- Chunakkara Location in Kerala, India Chunakkara Chunakkara (India)
- Coordinates: 9°11′07″N 76°35′58″E﻿ / ﻿9.1853200°N 76.59951°E
- Country: India
- State: Kerala
- District: Alappuzha

Population (2011)
- • Total: 22,730

Languages
- • Official: Malayalam, English
- Time zone: UTC+5:30 (IST)
- Postal code: 690534

= Chunakkara =

Chunakkara is a village in Mavelikara Tahsil of Alappuzha district, in the Indian state of Kerala. It is located on the Kollam Theni Highway spanning in around 6 km in length along the highway. It is divided into 5 areas and 15 wards. It is located 10.5 km south from Mavelikara and 15 km west of Kayamkulam.
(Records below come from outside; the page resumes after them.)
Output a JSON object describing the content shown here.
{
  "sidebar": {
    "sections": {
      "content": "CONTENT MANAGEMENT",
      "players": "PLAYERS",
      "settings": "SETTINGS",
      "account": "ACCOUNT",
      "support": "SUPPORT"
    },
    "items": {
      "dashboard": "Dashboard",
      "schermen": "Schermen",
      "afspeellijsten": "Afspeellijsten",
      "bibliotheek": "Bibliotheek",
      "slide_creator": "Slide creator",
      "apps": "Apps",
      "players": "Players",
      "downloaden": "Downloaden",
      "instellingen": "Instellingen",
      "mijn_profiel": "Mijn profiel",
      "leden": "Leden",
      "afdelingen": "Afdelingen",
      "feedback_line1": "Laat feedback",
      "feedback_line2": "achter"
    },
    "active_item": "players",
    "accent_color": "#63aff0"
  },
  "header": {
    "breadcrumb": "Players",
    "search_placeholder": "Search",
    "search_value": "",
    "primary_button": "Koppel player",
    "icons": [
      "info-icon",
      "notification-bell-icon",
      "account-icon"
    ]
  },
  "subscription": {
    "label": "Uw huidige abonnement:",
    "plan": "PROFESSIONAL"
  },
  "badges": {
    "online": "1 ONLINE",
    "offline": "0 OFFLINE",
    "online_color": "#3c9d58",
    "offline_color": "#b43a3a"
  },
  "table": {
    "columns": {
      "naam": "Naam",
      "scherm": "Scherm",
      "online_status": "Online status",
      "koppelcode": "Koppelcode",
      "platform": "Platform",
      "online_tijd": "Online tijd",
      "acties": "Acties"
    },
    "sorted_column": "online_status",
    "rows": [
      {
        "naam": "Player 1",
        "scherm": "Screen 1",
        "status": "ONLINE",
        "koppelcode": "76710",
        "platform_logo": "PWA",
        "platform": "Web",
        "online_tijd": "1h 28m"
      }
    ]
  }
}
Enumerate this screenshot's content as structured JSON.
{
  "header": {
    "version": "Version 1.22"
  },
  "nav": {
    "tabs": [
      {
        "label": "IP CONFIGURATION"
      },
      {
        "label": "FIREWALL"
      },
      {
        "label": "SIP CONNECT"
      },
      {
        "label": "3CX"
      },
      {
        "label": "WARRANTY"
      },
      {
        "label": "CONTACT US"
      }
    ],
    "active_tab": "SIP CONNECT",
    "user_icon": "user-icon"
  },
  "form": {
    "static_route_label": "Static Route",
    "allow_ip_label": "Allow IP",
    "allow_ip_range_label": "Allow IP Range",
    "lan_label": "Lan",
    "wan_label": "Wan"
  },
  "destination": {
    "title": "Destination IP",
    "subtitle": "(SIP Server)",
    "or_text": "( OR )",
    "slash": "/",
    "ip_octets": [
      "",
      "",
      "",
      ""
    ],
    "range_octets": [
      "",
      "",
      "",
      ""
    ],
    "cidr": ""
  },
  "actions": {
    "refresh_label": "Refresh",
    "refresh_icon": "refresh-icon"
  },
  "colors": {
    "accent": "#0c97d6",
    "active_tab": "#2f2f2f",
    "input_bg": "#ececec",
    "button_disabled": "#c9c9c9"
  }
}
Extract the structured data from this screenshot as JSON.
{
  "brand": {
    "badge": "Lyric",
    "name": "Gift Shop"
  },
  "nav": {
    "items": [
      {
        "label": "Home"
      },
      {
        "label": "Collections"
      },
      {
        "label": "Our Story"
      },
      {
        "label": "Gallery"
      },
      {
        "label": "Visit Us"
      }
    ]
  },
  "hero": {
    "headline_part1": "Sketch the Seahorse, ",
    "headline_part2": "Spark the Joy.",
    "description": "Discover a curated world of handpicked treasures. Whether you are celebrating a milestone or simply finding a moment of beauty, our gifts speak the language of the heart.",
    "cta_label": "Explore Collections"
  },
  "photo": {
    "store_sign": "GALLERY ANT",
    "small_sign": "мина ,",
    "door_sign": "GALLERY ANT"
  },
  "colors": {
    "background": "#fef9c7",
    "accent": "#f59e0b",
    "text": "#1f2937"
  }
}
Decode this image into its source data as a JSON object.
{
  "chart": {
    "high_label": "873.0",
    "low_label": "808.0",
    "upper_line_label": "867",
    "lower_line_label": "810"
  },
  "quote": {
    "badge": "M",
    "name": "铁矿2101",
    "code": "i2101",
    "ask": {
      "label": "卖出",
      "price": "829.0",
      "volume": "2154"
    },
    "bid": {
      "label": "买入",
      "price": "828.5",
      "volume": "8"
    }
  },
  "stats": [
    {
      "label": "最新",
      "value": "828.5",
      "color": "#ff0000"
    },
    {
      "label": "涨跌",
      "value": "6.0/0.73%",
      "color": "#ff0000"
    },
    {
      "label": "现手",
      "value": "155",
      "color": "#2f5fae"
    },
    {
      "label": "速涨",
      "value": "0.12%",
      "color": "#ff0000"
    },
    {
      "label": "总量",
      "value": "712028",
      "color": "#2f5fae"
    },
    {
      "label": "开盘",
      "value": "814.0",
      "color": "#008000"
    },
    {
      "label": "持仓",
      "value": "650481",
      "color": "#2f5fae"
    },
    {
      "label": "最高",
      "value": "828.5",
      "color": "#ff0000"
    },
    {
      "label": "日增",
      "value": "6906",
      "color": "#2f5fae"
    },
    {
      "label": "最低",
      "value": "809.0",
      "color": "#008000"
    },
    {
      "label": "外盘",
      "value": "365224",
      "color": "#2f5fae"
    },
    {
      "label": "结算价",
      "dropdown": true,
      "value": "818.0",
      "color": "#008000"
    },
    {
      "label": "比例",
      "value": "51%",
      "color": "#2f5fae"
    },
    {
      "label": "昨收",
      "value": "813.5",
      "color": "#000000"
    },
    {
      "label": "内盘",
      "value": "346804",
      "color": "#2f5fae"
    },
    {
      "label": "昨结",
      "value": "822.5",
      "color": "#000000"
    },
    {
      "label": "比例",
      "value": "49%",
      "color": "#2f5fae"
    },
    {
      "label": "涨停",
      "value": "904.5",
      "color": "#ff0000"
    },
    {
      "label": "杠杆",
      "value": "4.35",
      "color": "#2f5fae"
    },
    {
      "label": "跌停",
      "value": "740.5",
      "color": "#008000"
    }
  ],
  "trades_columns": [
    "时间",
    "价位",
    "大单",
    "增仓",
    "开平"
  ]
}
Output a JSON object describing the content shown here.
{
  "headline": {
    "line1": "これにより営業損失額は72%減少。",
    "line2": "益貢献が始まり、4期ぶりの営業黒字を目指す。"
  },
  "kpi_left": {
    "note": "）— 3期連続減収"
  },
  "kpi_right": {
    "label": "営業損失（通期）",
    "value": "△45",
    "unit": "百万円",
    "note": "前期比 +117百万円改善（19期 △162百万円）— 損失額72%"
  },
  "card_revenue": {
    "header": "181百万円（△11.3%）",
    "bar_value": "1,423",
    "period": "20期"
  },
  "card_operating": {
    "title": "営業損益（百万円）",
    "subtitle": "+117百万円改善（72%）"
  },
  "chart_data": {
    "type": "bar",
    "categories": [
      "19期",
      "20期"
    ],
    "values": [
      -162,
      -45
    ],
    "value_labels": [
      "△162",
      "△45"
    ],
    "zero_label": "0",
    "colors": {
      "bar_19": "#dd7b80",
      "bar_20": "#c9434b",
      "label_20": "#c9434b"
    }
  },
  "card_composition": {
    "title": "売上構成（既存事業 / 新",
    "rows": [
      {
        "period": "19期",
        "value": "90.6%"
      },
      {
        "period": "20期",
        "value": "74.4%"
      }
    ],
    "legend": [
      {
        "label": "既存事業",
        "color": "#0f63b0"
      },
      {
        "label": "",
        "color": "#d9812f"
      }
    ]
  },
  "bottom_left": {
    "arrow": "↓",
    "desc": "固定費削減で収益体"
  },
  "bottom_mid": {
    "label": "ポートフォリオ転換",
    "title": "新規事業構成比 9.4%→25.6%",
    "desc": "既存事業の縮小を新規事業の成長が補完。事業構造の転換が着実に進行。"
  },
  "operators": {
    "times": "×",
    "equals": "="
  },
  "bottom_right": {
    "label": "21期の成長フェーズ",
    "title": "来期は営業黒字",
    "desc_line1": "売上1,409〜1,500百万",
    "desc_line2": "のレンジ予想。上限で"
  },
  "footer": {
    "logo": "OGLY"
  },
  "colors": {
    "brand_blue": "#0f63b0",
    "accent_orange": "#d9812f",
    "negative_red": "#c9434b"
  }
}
Nearest railway stations are Kayamlulam railway station and Mavelikara railway station, both are accessible by public and private transports.

==Demographics==
As per 2011 India census, Chunakkara had a population of 22,730, with 10,372 males and 12,358 females.

== Famous personalities ==
Malayalam poet and lyricist Chunakkara Ramankutty, and prominent film actor, producer and politician Mr. Mukesh are from Chunakkara.

== Place to visit ==
Chunakkara Thiruvayirur Mahadevar temple is a Lord Shiva temple located 2 km off the Kollam Theni Highway from Chunakkara Centre. An annual utsavavam (festival) is normally held between January and February.